Phelps won an unprecedented 19th Olympic medal on Tuesday when he anchored the United States 4x200 meters freestyle relay team to gold, and woke the next day to find a message from the White House.
“Congrats to Michael Phelps for breaking the all-time Olympic medal record. You’ve made your country proud. - bo,” the president personally tweeted.
For Phelps, the magnitude of his achievement was temporarily forgotten as he immediately got back to work, safely qualifying for the semi-finals of the men’s 200 individual medley.
He won the multi-discipline event at Athens in 2004 and Beijing four years later but faces a tough job to become the first male swimmer to win the same individual event at three Olympics.
With everything to lose and little to gain in the heats, he swam conservatively to finish second in his heat and fourth overall despite feeling fatigued.
“Didn’t really get much sleep last night, didn’t warm down at all, so this morning didn’t feel too comfortable,” he said.
His biggest rival for the event is his team mate Ryan Lochte, the world champion and world record holder.
The pair joined forces in the relay the previous night and are close friends outside the pool but fierce rivals in it.
Lochte won his heat and was second fastest overall behind Hungary’s Laszlo Cseh but was conserving his energy for one of the most brutal challenges in Olympic swimming.
Not only does he faces the daunting prospect of tackling Phelps in the medley, Lochte is also defending his 200 backstroke title in the same sessions.
He qualified second fastest overall behind his American team mate Tyler Clary in the backstroke, less than 40 minutes before diving in for the medley preliminaries.
“This morning’s races were easy. All I had to do was get a lane for tonight and that’s what I did,” Lochte said.
Colorado teenager Missy Franklin also woke up to see a tweet from a new admirer, Canadian pop star Justin Bieber, before tackling the women’s 100 freestyle heats.
“I could not believe it when I saw,” she told reporters after qualifying 10th. “I was running around like a chicken with the head cut off, I was so excited.”
China’s Tang Yi swam a personal best time of 53.28 seconds to finish first overall in the 100 freestyle, the classic sprint race to decide the fastest woman in water.

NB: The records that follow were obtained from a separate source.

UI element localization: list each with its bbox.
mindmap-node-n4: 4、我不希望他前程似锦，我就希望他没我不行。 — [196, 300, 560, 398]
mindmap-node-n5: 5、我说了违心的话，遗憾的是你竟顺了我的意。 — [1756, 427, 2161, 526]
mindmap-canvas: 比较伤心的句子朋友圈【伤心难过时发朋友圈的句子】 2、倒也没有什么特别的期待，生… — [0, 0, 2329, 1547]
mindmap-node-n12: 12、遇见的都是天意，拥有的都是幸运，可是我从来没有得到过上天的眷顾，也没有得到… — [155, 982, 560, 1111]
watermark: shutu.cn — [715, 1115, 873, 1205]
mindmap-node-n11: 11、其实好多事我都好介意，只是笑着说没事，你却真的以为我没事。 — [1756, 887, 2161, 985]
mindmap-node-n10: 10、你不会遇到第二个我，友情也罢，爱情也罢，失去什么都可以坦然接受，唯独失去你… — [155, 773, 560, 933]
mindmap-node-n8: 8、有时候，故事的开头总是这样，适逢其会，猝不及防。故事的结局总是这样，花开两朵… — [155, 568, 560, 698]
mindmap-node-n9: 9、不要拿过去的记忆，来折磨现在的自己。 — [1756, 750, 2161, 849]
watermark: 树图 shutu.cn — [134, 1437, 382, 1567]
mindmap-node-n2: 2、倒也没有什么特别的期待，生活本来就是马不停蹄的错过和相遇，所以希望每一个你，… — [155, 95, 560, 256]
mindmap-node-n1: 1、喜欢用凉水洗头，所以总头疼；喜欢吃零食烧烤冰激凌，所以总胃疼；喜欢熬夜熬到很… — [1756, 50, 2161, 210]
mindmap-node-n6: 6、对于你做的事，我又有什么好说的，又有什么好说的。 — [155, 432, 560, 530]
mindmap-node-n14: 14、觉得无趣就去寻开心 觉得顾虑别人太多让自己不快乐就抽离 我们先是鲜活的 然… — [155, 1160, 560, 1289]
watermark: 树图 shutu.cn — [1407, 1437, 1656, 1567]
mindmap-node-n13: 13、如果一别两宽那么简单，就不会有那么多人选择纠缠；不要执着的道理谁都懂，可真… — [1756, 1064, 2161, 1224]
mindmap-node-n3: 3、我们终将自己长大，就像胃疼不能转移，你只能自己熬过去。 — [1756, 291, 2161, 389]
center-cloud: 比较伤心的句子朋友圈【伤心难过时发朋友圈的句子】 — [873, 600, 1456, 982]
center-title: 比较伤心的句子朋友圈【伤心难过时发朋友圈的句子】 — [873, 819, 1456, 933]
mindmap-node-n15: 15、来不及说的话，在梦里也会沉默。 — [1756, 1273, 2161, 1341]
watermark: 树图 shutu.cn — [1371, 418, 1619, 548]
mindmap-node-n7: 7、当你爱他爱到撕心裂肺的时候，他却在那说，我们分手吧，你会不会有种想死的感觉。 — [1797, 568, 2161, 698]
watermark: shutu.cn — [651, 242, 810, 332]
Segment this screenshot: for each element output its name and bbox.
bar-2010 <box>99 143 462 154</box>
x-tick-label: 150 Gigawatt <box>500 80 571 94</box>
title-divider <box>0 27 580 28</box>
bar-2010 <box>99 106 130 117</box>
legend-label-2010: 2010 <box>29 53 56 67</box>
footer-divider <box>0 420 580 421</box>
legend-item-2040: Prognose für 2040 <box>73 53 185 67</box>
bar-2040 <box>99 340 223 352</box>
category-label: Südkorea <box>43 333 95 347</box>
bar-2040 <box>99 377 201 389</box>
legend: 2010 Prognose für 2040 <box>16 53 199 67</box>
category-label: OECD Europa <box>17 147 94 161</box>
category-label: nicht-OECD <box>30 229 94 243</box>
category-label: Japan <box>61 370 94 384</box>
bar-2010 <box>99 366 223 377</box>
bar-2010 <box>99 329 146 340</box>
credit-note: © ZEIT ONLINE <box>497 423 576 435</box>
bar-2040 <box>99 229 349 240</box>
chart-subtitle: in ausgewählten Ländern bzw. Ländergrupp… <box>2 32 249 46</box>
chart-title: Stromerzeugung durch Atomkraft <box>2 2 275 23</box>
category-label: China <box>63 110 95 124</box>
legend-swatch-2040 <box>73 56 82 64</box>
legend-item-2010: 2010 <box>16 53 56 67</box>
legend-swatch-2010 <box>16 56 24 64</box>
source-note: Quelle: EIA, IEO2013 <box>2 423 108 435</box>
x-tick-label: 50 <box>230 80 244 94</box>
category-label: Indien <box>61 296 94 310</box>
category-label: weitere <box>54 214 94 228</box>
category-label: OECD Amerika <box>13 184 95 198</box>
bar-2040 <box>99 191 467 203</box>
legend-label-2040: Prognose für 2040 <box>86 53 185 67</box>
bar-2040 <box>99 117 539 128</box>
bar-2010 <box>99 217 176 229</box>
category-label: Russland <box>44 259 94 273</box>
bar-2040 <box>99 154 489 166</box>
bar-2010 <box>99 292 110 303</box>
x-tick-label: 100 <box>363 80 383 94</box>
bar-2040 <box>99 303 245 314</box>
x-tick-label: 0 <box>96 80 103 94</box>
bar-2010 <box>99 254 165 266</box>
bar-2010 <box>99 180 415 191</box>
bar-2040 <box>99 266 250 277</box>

Australia’s Melanie Schlanger, who won a relay gold medal on Saturday, was second just ahead of Denmark’s Jeanette Ottesen Gray and Aliaksandra Herasimenia of Belarus, who dead-heated in last year’s world championships final while Germany’s Olympic champion Britta Steffen scraped in as the 14th qualifier.
Rebecca Soni made the perfect start to the defense of her 200 breaststroke title when she stopped the clock almost a second and a half clear of her nearest competitor while Australia set the pace, just ahead of the U.S., in the women’s 4x200 freestyle relay, which will be decided in Wednesday’s evening finals session.